Analysts believe Frontline’s voluntary offer for Euronav’s stock will reach the required 50% plus one share target.

Clarksons Platou Securities said the announcement on Monday of an agreed combination structure to bring the two tanker companies together was largely the same as they had indicated in April.

Frontline and private companies controlled by main shareholder John Fredriksen already have 18.8% of Euronav.

“Although the Saverys family owns 19.6%, breaching the 50% threshold is likely to happen,” said analysts Frode Morkedal and Even Kolsgaard.

A full legal merger will be pursued at a later stage as that requires 75% of the capital to seal a deal.

The Saverys family opposes the transaction and wants to engineer a merger between its clean shipping company CMB.Tech and Euronav instead.

Clarksons Platou identified one change to the April agreement, however.

Frontline has been cleared to pay dividends of $0.15 per share without affecting the exchange ratio of 1.45 Frontline share for every Euronav one.

And Euronav can pay $0.09 per share, and has already paid $0.06 per share in June.

The combined company will be incorporated and headquartered in Cyprus, as opposed to Frontline’s legal base in Bermuda now.

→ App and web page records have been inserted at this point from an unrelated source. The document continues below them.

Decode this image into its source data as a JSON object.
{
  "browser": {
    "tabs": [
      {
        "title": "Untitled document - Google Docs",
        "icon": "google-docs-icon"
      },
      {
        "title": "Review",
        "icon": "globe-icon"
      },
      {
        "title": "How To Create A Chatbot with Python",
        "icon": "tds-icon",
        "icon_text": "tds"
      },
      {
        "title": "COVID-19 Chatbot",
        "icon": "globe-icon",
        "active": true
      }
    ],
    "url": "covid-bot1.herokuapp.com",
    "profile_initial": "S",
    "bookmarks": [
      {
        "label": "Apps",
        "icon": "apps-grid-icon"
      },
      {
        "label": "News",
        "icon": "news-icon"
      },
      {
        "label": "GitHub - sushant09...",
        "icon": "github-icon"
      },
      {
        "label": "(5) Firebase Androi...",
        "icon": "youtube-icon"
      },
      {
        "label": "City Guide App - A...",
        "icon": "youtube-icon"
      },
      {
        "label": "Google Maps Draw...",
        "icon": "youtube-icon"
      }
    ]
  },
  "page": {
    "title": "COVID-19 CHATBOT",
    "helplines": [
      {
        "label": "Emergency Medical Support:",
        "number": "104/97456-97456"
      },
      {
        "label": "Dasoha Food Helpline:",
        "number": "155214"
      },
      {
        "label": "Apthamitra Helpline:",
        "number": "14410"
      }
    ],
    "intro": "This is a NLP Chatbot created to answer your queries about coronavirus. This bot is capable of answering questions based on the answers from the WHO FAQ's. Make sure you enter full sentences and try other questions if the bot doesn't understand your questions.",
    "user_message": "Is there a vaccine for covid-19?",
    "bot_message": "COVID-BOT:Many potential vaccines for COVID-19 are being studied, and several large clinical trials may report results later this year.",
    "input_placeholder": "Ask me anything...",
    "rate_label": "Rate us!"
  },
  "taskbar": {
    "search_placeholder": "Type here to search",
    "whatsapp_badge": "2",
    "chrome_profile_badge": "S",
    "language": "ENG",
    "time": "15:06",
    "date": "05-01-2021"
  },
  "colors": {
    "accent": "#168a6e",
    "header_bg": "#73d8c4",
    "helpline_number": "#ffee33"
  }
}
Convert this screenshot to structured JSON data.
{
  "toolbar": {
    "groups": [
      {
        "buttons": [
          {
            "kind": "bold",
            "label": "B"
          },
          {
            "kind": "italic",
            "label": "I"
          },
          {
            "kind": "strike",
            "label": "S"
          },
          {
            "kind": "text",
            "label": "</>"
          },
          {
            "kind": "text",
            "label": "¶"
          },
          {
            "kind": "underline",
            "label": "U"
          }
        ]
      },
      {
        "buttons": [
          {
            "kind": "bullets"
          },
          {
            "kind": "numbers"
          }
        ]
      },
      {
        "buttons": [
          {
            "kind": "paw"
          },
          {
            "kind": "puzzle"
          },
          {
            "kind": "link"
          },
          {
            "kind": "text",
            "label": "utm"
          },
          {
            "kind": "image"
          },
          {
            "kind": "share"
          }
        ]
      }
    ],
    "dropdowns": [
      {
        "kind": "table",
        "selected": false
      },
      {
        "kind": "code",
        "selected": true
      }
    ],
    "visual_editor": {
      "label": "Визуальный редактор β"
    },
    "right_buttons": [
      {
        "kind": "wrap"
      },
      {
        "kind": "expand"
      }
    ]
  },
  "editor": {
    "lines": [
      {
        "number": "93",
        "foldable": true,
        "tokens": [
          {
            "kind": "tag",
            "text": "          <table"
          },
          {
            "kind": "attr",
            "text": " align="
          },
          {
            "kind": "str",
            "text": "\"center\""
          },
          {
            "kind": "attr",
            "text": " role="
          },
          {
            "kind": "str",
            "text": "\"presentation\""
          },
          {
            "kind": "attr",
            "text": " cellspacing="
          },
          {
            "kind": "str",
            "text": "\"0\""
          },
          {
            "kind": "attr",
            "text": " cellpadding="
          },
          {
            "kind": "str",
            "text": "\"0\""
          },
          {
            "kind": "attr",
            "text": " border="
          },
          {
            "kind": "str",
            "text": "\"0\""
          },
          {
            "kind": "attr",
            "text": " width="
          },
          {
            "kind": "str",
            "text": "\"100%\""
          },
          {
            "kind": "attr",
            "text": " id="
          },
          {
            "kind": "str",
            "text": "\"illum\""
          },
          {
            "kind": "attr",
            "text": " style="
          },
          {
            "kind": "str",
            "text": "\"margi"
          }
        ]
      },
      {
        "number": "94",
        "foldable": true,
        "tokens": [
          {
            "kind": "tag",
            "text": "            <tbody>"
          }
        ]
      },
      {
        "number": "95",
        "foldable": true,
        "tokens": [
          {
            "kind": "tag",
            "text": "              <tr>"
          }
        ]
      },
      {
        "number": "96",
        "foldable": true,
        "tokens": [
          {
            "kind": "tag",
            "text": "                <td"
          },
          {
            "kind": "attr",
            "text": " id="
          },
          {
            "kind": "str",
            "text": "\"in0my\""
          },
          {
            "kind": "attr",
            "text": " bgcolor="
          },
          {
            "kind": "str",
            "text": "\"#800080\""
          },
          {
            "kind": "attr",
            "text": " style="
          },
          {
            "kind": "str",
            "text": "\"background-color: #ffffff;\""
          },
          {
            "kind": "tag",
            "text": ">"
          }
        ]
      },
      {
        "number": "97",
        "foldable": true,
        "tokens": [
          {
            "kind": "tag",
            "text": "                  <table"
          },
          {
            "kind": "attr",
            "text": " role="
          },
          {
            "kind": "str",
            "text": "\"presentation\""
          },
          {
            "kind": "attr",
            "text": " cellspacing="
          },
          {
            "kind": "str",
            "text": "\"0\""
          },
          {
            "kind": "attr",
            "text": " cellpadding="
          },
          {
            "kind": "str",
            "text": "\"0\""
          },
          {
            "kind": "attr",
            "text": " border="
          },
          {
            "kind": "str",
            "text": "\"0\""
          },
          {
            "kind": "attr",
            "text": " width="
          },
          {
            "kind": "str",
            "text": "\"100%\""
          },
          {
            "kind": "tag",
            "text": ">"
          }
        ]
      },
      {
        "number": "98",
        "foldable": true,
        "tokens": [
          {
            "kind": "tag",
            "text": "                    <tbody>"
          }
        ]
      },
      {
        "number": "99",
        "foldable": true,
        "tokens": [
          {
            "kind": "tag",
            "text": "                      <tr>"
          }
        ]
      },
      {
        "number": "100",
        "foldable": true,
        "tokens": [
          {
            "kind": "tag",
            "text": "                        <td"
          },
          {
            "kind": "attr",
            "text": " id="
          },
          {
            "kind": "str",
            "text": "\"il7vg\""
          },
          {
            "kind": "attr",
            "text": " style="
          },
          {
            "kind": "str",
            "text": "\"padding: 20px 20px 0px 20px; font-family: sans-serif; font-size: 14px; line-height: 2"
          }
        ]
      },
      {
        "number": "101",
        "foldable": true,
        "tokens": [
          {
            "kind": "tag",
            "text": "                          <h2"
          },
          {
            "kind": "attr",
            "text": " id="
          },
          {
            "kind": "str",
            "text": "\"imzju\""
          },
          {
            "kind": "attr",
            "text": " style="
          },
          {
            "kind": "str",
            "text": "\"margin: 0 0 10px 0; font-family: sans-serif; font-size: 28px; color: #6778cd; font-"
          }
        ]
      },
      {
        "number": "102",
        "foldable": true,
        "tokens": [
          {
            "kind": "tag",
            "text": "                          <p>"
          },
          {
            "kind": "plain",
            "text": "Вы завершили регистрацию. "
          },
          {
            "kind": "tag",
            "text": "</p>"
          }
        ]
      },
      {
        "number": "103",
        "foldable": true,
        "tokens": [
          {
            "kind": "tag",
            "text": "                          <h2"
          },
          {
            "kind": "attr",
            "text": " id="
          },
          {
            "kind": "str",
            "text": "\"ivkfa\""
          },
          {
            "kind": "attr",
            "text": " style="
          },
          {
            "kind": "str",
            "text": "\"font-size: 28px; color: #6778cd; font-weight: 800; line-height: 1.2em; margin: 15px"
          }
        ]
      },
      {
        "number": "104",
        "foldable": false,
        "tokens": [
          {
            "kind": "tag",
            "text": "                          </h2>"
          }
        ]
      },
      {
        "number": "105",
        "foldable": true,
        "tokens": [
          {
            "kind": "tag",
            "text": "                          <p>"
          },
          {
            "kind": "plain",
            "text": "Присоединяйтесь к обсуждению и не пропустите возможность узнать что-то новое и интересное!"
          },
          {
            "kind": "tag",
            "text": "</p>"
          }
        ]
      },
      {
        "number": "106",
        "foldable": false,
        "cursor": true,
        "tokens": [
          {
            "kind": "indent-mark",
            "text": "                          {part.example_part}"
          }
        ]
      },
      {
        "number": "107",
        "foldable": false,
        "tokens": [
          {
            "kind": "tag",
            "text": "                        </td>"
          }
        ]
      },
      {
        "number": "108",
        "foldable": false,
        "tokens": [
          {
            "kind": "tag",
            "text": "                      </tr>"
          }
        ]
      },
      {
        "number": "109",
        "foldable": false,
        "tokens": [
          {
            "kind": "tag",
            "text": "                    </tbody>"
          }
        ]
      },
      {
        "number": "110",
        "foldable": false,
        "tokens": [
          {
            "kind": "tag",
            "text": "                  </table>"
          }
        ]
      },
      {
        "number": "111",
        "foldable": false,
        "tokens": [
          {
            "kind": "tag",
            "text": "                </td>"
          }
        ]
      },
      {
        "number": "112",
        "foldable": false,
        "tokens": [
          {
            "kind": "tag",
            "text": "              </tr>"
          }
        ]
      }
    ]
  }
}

Clarksons Platou said this was due to tax concerns.

Investors little moved

The company will keep listings in Brussels, Oslo and New York while a merger is concluded.

The transaction values Euronav at $12.09 per share. The stock was up a fraction at €11.29 ($11.38) on Monday in Brussels.

Frontline was trading up a little over 1% at NOK 84.95 ($8.30) in Oslo.

The new combined company, the world’s biggest crude tanker operation, will be 55% owned by existing Euronav shareholders and 45% by Frontline investors if all shares are tendered in the offer.